Hey, Let's Play Ball
The insular world of intelligence reaches out for a few new ideas
The concern over intelligence work is particularly acute among the nation's 15,000 anthropologists, whose overseas fieldwork and language skills are of special value to U.S. intelligence. The American Anthropological Association has pulled a CIA recruiting ad from its website and recently launched a commission to investigate the field's ties to U.S. intelligence. "I have one issue with all this: secrecy," says David Price of St. Martin's College, a critic of the growing ties and author of the forthcoming Anthropology at War, a study of the field's work during World War II. "My worry is what happens to our entire discipline when the notion of being involved in secrecy or covert operations gets in the mix."

Bad old days. Another point of contention is scholarships funded by the intelligence community. At least three scholarship programs are doling out millions of dollars to prospective analysts and spies-up to $25,000 annually per student-for study of key languages and regions such as China, central Asia, and the Middle East. One particularly controversial scholarship is the Pat Roberts Intelligence Scholars Program, which funds about 100 students. It has been denounced by some scholars because its recipients perform internships at intelligence agencies and remain unidentified to professors and classmates-a reminder for some of the bad old days of the 1960s, when the FBI and CIA kept tabs on the political views of U.S. professors. Critics like Price also argue that rather than opening intelligence-agency minds, the scholarships may have the opposite effect, pigeonholing young scholars prematurely and fostering the very kind of groupthink that reformers hope to avoid.
Along with money for intelligence training and study, other funds are pouring into campuses for homeland security and terrorism studies. The National Academic Consortium for Homeland Security, founded in 2003, now counts over 350 member colleges and universities. The Department of Homeland Security is putting $82 million into a half-dozen universities, funding so-called Centers of Excellence that look at security issues and counterterrorism strategy. The DNI is considering whether to expand the idea across the intelligence community, with other agencies funding similar centers.
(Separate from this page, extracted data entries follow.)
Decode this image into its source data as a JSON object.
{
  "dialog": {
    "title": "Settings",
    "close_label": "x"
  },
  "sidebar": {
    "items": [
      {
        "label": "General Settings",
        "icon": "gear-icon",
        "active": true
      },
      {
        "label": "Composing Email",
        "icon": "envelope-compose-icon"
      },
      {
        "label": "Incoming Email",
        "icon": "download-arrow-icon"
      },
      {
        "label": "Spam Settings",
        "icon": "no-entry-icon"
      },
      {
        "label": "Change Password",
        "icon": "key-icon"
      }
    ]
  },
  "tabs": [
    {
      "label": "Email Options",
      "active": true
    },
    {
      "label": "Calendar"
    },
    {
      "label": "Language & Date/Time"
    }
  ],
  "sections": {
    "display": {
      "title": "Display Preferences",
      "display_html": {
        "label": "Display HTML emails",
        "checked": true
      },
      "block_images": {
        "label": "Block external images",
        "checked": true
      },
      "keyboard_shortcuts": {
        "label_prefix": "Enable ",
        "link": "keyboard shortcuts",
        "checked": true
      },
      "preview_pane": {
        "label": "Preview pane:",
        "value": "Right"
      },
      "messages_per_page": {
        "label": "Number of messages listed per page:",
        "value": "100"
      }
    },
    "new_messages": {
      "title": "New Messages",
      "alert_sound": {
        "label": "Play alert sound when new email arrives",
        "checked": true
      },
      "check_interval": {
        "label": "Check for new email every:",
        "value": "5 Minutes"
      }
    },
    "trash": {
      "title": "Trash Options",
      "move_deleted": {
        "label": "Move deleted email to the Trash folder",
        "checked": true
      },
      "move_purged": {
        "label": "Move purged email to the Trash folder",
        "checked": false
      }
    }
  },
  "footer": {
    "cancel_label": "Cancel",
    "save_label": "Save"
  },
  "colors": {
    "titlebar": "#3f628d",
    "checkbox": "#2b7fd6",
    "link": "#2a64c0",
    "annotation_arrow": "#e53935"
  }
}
The ties between academia and the intelligence community have long blown hot and cold. As many as half of America's anthropologists joined the war effort during the 1940s, working for military intelligence and the CIA's predecessor, the Office of Special Services. Both the OSS and the early CIA drew heavily from Ivy League faculty among various departments. But during the Vietnam War, anthropologists were implicated in work on classified projects linked to counterinsurgency operations in Thailand. The resulting firestorm prompted ethics rules within the profession, prohibiting secret research or reports.
"Streetcraft." The DNI's Fingar is sympathetic to such concerns. The new outreach effort, he says, "has to be 100 percent transparent. There'll be no effort to trick somebody." But transparency and intelligence work don't typically go hand in hand. The problems were readily apparent at the SHARP workshop, where suggestions of intelligence agency funding of fieldwork raised alarm among some scholars. The DNI allowed U.S. News to observe several days of the workshop, with the understanding that no participants be identified by name. "Most scholars are unwilling to admit to any dealings whatsoever with the intel community," confided one anthropologist in attendance. "The reason is that the connection, at least in anthro, is so reviled that it can negatively impact one's career."